Der Überfall mißlang. Das Portemonnaie enthielt nicht mehr als zehn Mark. Doch das Opfer – eine 17jährige Frau – wurde um viel mehr beraubt als nur um den einen Geldschein. Sie wurde gezwungen, den Mann, der ihr von der Nachtbushaltestelle nachgegangen war und sie mit einem Messer bedroht hatte, mehrfach zu befriedigen. Das Hamburger Landgericht hat den 33jährigen Maurer gestern wegen schwerer räuberischer Erpressung und sexueller Nötigung zu sieben Jahren Freiheitsentzug und Sicherungsverwahrung verurteilt.

Mit der Freiheit hat der Angeklagte, der selbst als Kind mißbraucht worden war, kaum Erfahrungen machen können. Insgesamt vierzehn Jahre seines Lebens verbrachte er im Gefängnis – verurteilt wegen versuchter Vergewaltigung, versuchten Mordes und einiger Raubüberfälle. Vor Gericht hat er nichts verschwiegen und mit leiser Stimme von der Nacht erzählt, in der er die Tat begangen hatte. Dieser 13. Juli 1996 war sein erster Hafturlaubstag, den er außerhalb der Anstaltsmauern von Santa Fu verbringen durfte. Er habe „Kontakt gesucht“, aber nicht gewußt, wie er eine Frau ansprechen könne.
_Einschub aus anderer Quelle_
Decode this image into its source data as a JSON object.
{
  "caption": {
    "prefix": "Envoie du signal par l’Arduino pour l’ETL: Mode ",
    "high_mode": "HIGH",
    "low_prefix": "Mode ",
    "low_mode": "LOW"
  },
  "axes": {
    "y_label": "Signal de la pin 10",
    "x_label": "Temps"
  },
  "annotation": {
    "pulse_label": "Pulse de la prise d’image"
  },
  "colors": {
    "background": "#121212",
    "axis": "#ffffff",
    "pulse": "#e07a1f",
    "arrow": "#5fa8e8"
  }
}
Auch habe er sich vor Zurückweisung gefürchtet. „Ich wünschte, ich könnte die Tat ungeschehen machen“, erklärte der 33jährige im Prozeß.

Verzweifelt hatte die 17jährige bemerkt, daß ihr nachts um zwei jemand bis in den Hof des Steilshooper Wohnblocks gefolgt war, in dem sie mit ihren Eltern lebt. „Vorsicht, Kinderschänder!“soll der Hafturlauber der schockierten Frau ins Ohr geflüstert haben, als er sich von hinten an sie heranwagte und ihr ein Messer vor den Bauch hielt. Seit dem vergangenen Sommer versucht die 17jährige, die wiederkehrende Angst vor einer Rückkehr des Täters in einer Therapie zu überwinden, um nicht jedesmal in Panik zu verfallen, wenn sie einem Mann mit einer dicken Brille begegnet, der von weitem Ähnlichkeit mit dem Angeklagten hat. Bisher wagt sie kaum, aus dem Fenster zu schauen. Der Maurer hat versucht, mit ihr Kontakt aufzunehmen.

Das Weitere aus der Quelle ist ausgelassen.